With my current code, "couch" should be converted into "kuc" (except it doesn't, apparently; it now does, thanks to the -1 in split(p,-1))

Answer 1

public class Replacements
{
    private String[] search; // sorted in descending length and order, eg: sch, ch, c
    private String[] replace; // corresponding replacement

    Replacements(String[] s, String[] r)
    {
        if (s.length != r.length)
            throw new IllegalArgumentException();

        final TreeMap<String, String> map = new TreeMap<String, String>(Collections.reverseOrder());

        for (int i = 0; i < s.length; i++)
            map.put(s[i], r[i]);

        this.search = map.keySet().toArray(new String[map.size()]);
        this.replace = map.values().toArray(new String[map.size()]);
    }

    public String replace(String input)
    {
        final StringBuilder result = new StringBuilder();

        // start of yet-to-be-copied substring
        int s = 0;

        SEARCH:
        for (int i = s; i < input.length(); i++)
        {
            for (int p = 0; p < this.search.length; p++)
            {
                if (input.regionMatches(i, this.search[p], 0, this.search[p].length()))
                {
                    // append buffer and replacement
                    result.append(input, s, i).append(this.replace[p]);

                    // skip beyond current match and reset buffer
                    i += this.search[p].length();
                    s = i--;

                    continue SEARCH;
                }
            }
        }

        if (s == 0) // no matches? no changes!
            return input;

        // append remaining buffer
        return result.append(input, s, input.length()).toString();
    }
}

Answer 2

One could make a regex pattern from the keys and leave it to that module for optimization.

Obviously

"(ou|u|ch|ce|ci|c)"

needs to take care of ce/ci/c, either by reverse sorting or immediately as tree:

"(c(e|h|i)?|ou|u)"

Then

String soughtKeys = "ou|u|ch|ce|ci|c"; // c last
String replacements = "u|a|c|se|si|k";
Map<String, String> map = new HashMap<>();
... fill map

Pattern pattern = Pattern.compile("(" + soughtKeys + ")");

for (String word : words) {
    StringBuffer sb = new StringBuffer();
    Matcher m = pattern.matcher(word);
    while (m.find()) {
        m.appendReplacement(sb, map.get(m.group());
    }
    m.appendTail(sb);
    System.out.printf("%s -> %s%n", word, sb.toString());
}

The advantage being that regex is quite smart (though slow), and replacements are not done over replaced text.

Answer 3

This is not a full solution but it shows how to scan the input and find all target substrings in one pass.

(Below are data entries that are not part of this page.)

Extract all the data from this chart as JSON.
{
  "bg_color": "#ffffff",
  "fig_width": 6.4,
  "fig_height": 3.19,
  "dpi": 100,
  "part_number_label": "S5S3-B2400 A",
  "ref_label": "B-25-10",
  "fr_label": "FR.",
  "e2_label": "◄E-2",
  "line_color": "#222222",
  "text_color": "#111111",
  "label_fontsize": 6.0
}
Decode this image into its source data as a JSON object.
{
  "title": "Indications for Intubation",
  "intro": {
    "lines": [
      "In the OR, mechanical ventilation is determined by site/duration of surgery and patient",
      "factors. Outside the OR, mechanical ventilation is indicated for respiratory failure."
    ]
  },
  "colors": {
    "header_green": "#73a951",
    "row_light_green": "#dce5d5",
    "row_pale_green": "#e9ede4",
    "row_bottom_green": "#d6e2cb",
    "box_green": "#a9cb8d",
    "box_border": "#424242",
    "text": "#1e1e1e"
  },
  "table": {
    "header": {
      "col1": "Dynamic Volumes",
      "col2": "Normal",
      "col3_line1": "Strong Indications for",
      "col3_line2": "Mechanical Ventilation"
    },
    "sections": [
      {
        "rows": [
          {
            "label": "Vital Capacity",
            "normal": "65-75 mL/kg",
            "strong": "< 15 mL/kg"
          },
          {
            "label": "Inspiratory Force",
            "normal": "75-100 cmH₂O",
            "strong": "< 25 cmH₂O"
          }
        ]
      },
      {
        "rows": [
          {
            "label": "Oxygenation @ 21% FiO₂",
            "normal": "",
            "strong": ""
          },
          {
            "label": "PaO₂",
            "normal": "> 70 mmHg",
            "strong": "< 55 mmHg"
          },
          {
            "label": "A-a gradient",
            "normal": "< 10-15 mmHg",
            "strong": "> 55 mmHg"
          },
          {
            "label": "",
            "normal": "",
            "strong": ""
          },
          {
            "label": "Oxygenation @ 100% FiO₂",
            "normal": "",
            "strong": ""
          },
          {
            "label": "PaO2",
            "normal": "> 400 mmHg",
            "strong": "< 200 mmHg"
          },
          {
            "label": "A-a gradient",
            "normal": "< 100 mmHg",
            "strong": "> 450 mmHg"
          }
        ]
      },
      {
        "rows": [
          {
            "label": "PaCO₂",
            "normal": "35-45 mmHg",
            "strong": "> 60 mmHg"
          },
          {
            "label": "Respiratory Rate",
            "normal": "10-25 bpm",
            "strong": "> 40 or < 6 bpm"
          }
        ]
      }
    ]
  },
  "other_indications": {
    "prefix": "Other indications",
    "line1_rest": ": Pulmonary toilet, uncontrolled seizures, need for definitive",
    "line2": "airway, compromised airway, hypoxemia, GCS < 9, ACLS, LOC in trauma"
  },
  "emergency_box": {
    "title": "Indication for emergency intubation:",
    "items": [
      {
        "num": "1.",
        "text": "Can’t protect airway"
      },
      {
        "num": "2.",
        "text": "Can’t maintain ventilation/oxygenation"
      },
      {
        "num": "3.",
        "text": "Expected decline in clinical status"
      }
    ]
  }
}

You would use a StringBuilder to assemble the result, looking up the replacements in a Map as you are currently doing. Use the start and end indexes to handle copying of non-matching segments.

public static void main(String[] args) throws Exception
{
    Pattern p = Pattern.compile("(ou|ch|ce|ci|u|c)");
    Matcher m = p.matcher("auouuchcceaecxici");
    while (m.find())
    {
        MatchResult r = m.toMatchResult();
        System.out.printf("s=%d e=%d '%s'\n", r.start(), r.end(), r.group());
    }
}

Output:

s=1 e=2 'u'
s=2 e=4 'ou'
s=4 e=5 'u'
s=5 e=7 'ch'
s=7 e=8 'c'
s=8 e=10 'ce'
s=12 e=13 'c'
s=15 e=17 'ci'

Note the strings in the regex have to be sorted in order of descending length to work correctly.